We sat beneath a shady tree, the slightest of breezes from the harbour stirring the air, to eat our lunch. Opposite us, across the water, was the massive green and grey outline of the next headland with a lone eagle gliding on huge wings across the sky above it. The water of the bay was blue and clear, reflecting the dazzle of the sunlight. Even here though, in this charming village, it became too much for us English wimps. So we returned to our shady campsite pitch and holed up until this morning. We used our improvised awning constructed from a shower curtain for additional protection. It last saw active service in Dubrovnik a year ago. It's a brilliant success and only cost us a couple of pounds in a charity shop! Down at the private beach, crowded with Dutch and German co-campers floating on inflatable beds, I went for a swim. It's the only time we have been near a beach for long enough to bother. We generally find them too hot and boring after twenty minutes. I have to admit though that it was bliss to feel the cool, silky water across my back as I slipped into the clear, limpid sea, swimming with a view of Corfu on the horizon. The therapy was completed after exiting from the waves in a slightly less alluring manner than Aphrodite and squelching back up through the camp site for a cool shower.

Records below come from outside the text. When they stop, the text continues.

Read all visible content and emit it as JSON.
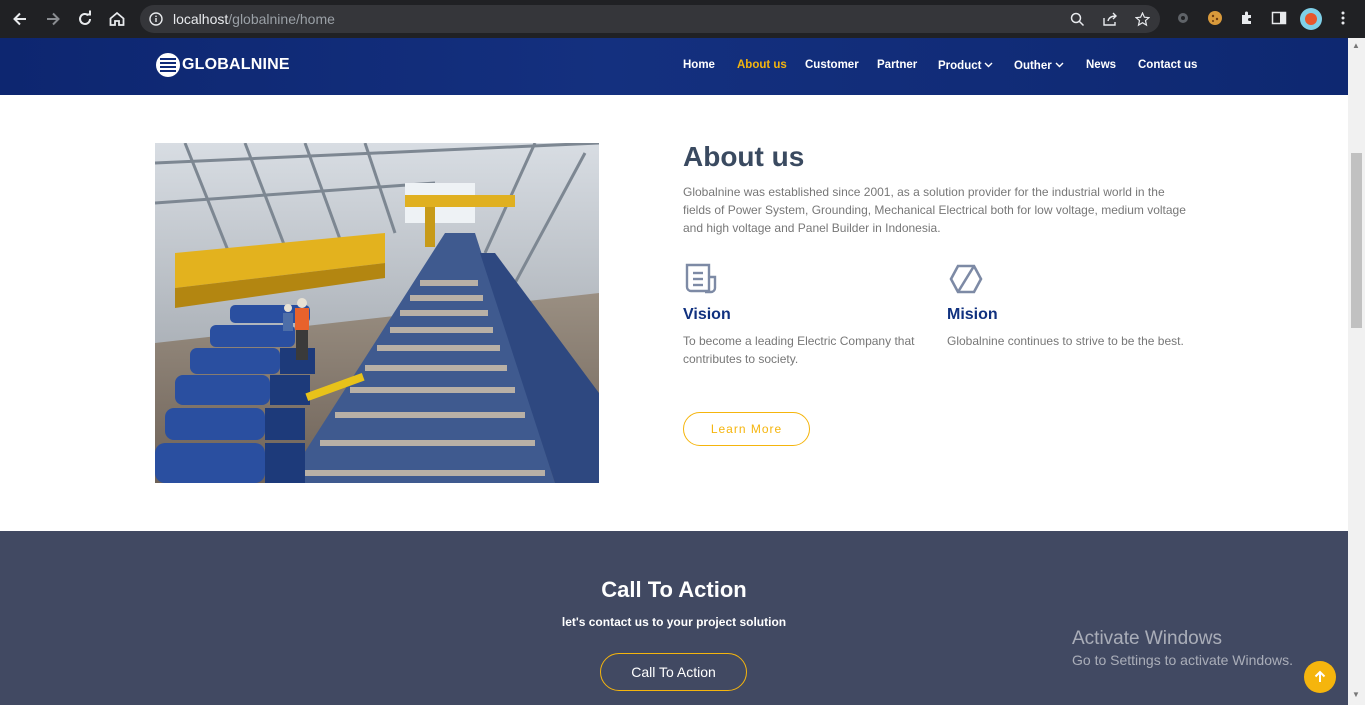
{
  "browser": {
    "url_host": "localhost",
    "url_path": "/globalnine/home"
  },
  "site": {
    "logo_text": "GLOBALNINE",
    "nav": [
      {
        "label": "Home",
        "active": false
      },
      {
        "label": "About us",
        "active": true
      },
      {
        "label": "Customer",
        "active": false
      },
      {
        "label": "Partner",
        "active": false
      },
      {
        "label": "Product",
        "dropdown": true
      },
      {
        "label": "Outher",
        "dropdown": true
      },
      {
        "label": "News",
        "active": false
      },
      {
        "label": "Contact us",
        "active": false
      }
    ],
    "accent_color": "#f5b50d",
    "header_color": "#0f2a78"
  },
  "about": {
    "title": "About us",
    "description": "Globalnine was established since 2001, as a solution provider for the industrial world in the fields of Power System, Grounding, Mechanical Electrical both for low voltage, medium voltage and high voltage and Panel Builder in Indonesia.",
    "vision": {
      "title": "Vision",
      "text": "To become a leading Electric Company that contributes to society.",
      "icon": "document-icon"
    },
    "mission": {
      "title": "Mision",
      "text": "Globalnine continues to strive to be the best.",
      "icon": "hexagon-icon"
    },
    "learn_more": "Learn More"
  },
  "cta": {
    "title": "Call To Action",
    "subtitle": "let's contact us to your project solution",
    "button": "Call To Action"
  },
  "watermark": {
    "title": "Activate Windows",
    "subtitle": "Go to Settings to activate Windows."
  }
}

During the evening we were involuntarily entertained by a band of Greek musicians. A contingent of about 60 Dutch campers, presumably from a club, took over the campsite restaurant below our pitch for the evening and the band entertained them for four hours with traditional Greek folk songs and music accompanied by bouzoukis and guitars. We heard "Zorba the Greek" and "Never on a Sunday" rather more times than we wished as we tried to get some sleep, but in general it was a pleasant, free concert for us and great fun for the Dutch.
So that's it for Greece and thanks for your company everyone. Tomorrow I will have to face driving back to mainland Italy along the causeway from Venice. We have decided not to linger in Venice this time, delightful as we have found it on visits over the past two years, but to press on towards Lake Garda and the Dolomites. We hope you will continue to travel with us.